The Yellowstone / Audiosonic has no firmware tool on an website relatad to either JB or Kmart or either search term. I did find a RK27 SDK I could download, and multitude of firmware loaders. But none worked! In theory the device can be switched into a service mode mode where system partitions become accessible, this would allow the ROM to be dumped, etc. But none of the suggested methods worked. First method - write a zero length ‘tag’ file in the root directory, and reboot. I tried a variety of combinations seen on various forums for similar devices, to no avail. (Example: http://forums.rockbox.org/index.php?topic=34081.0 ) Second method - try the firmware tools of various other devices based on the RK2738, but the tools that actually detected the device as a RockChip require it to be in the system mode.
Going by the SDK and some forum posts, it should be possible to switch to system mode by sending a specially crafted SCSI command (being a mass storage device, SCSI protocol is used over USB.) But this approach also failed.
Further research on the RK2738 hinted as to whether rockbox (or even some Linux) might work, but I can’t experiment until I can get it into system mode.

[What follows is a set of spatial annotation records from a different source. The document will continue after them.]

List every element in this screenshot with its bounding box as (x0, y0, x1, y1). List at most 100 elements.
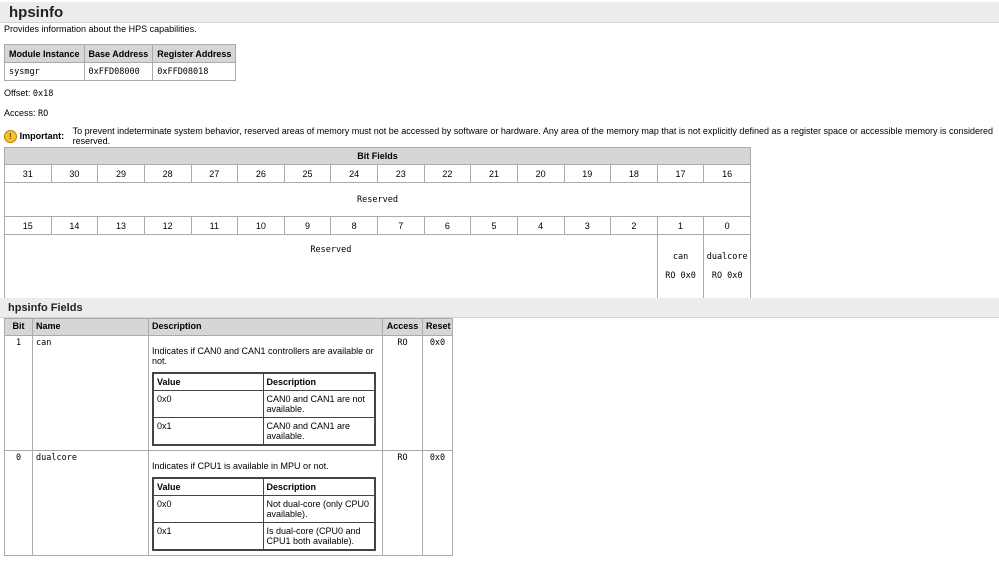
bit-number: 29 (97, 164, 145, 183)
bit-number: 24 (330, 164, 378, 183)
bit-number: 23 (377, 164, 425, 183)
reserved-high: Reserved (4, 182, 751, 217)
col-reset: Reset (422, 318, 453, 336)
col-module-instance: Module Instance (4, 44, 85, 63)
col-name: Name (32, 318, 149, 336)
bit-number: 0 (703, 216, 751, 235)
bit-number: 12 (143, 216, 192, 235)
offset: Offset: 0x18 (4, 88, 53, 99)
field-bit: 1 (4, 335, 33, 451)
base-address: 0xFFD08000 (83, 62, 154, 81)
col-access: Access (382, 318, 423, 336)
register-address: 0xFFD08018 (152, 62, 237, 81)
reserved-low: Reserved (4, 234, 658, 299)
module-instance-table: Module Instance Base Address Register Addr… (4, 44, 237, 81)
access: Access: RO (4, 108, 48, 119)
field-description-cell: Indicates if CPU1 is available in MPU or… (148, 450, 383, 556)
col-value: Value (152, 477, 264, 496)
bit-fields-table: Bit Fields 31 30 29 28 27 26 25 24 23 22 21 20 19 18 1… (4, 147, 751, 299)
fields-table: Bit Name Description Access Reset 1 can Indi… (4, 318, 453, 556)
bit-number: 8 (330, 216, 378, 235)
bit-number: 5 (470, 216, 518, 235)
bit-number: 21 (470, 164, 518, 183)
bit-number: 9 (283, 216, 332, 235)
bit-number: 4 (516, 216, 565, 235)
col-base-address: Base Address (83, 44, 154, 63)
value: 0x1 (152, 522, 264, 551)
bit-number: 11 (190, 216, 239, 235)
bit-number: 28 (143, 164, 192, 183)
field-name: dualcore (32, 450, 149, 556)
bit-number: 20 (516, 164, 565, 183)
important-label: Important: (19, 131, 65, 141)
page-title: hpsinfo (9, 4, 64, 21)
bitfield-can-name: can (672, 252, 689, 262)
bit-number: 3 (563, 216, 612, 235)
bit-number: 7 (377, 216, 425, 235)
bit-number: 18 (610, 164, 658, 183)
value-row: 0x0 Not dual-core (only CPU0 available). (152, 495, 376, 523)
value-row: 0x1 CAN0 and CAN1 are available. (152, 417, 376, 446)
field-access: RO (382, 450, 423, 556)
offset-label: Offset: (4, 88, 31, 98)
value-table: Value Description 0x0 CAN0 and CAN1 are not… (152, 372, 376, 446)
fields-title: hpsinfo Fields (8, 302, 83, 314)
value-description: Not dual-core (only CPU0 available). (262, 495, 376, 523)
col-value: Value (152, 372, 264, 391)
bit-number: 2 (610, 216, 658, 235)
bit-number: 30 (50, 164, 99, 183)
bitfield-dualcore-name: dualcore (706, 252, 748, 262)
field-description-cell: Indicates if CAN0 and CAN1 controllers a… (148, 335, 383, 451)
bit-number: 26 (237, 164, 285, 183)
bit-number: 1 (656, 216, 705, 235)
bit-number: 6 (423, 216, 472, 235)
bit-number: 27 (190, 164, 239, 183)
value: 0x1 (152, 417, 264, 446)
col-value-description: Description (262, 372, 376, 391)
bit-number: 16 (703, 164, 751, 183)
bit-number: 25 (283, 164, 332, 183)
register-description: Provides information about the HPS capab… (4, 24, 197, 34)
value-row: 0x1 Is dual-core (CPU0 and CPU1 both avai… (152, 522, 376, 551)
col-register-address: Register Address (152, 44, 237, 63)
bit-number: 14 (50, 216, 99, 235)
module-instance: sysmgr (4, 62, 85, 81)
value-description: CAN0 and CAN1 are not available. (262, 390, 376, 418)
field-bit: 0 (4, 450, 33, 556)
value-description: CAN0 and CAN1 are available. (262, 417, 376, 446)
field-access: RO (382, 335, 423, 451)
warning-icon: ! (4, 129, 17, 143)
register-title-bar: hpsinfo (0, 2, 999, 23)
field-reset: 0x0 (422, 335, 453, 451)
col-bit: Bit (4, 318, 33, 336)
bit-number: 17 (656, 164, 705, 183)
bit-number: 22 (423, 164, 472, 183)
col-description: Description (148, 318, 383, 336)
bit-number: 31 (4, 164, 52, 183)
bitfield-dualcore[interactable]: dualcore RO 0x0 (703, 234, 751, 299)
value-row: 0x0 CAN0 and CAN1 are not available. (152, 390, 376, 418)
bit-number: 15 (4, 216, 52, 235)
access-value: RO (38, 109, 49, 119)
field-reset: 0x0 (422, 450, 453, 556)
field-description: Indicates if CPU1 is available in MPU or… (152, 461, 329, 471)
bit-fields-title: Bit Fields (4, 147, 751, 165)
bitfield-can-access: RO 0x0 (665, 271, 696, 281)
bit-number: 19 (563, 164, 612, 183)
value: 0x0 (152, 495, 264, 523)
field-row: 1 can Indicates if CAN0 and CAN1 control… (4, 335, 453, 451)
value-description: Is dual-core (CPU0 and CPU1 both availab… (262, 522, 376, 551)
bitfield-can[interactable]: can RO 0x0 (656, 234, 705, 299)
bitfield-dualcore-access: RO 0x0 (711, 271, 743, 281)
field-description: Indicates if CAN0 and CAN1 controllers a… (152, 346, 374, 366)
value-table: Value Description 0x0 Not dual-core (only C… (152, 477, 376, 551)
important-text: To prevent indeterminate system behavior… (72, 126, 994, 146)
field-name: can (32, 335, 149, 451)
field-row: 0 dualcore Indicates if CPU1 is availabl… (4, 450, 453, 556)
col-value-description: Description (262, 477, 376, 496)
fields-title-bar: hpsinfo Fields (0, 298, 999, 318)
offset-value: 0x18 (32, 89, 54, 99)
access-label: Access: (4, 108, 36, 118)
bit-number: 13 (97, 216, 145, 235)
value: 0x0 (152, 390, 264, 418)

It seems the RK2808 or upwards is needed for Android, so I might be left with RockBox: http://www.rockbox.org/wiki/Rockchip27xxPort
The only thing I have left to try, as ‘reboot’ has some ambiguity, is to disconnect the battery and do a true cold reboot, to see if any of the tag files might have an effect. Failing this, you can short pins on the ROM. Life however leaves me no time to waste on the above, so this has now turned into yet another rainy day project.
Of note, the device looks identical to the Audiosonic Ereader marketed by Kmart. (http://www.e3style.com/general/eReaders/Audiosonic/ASEET001K-UM_V4_24Aug2012.pdf)
Otherwise, it will have to do duty as a e-reader (until I get sick of the rendering) media player ( for which I already have my phone for mp3) and higher resolution photo viewer.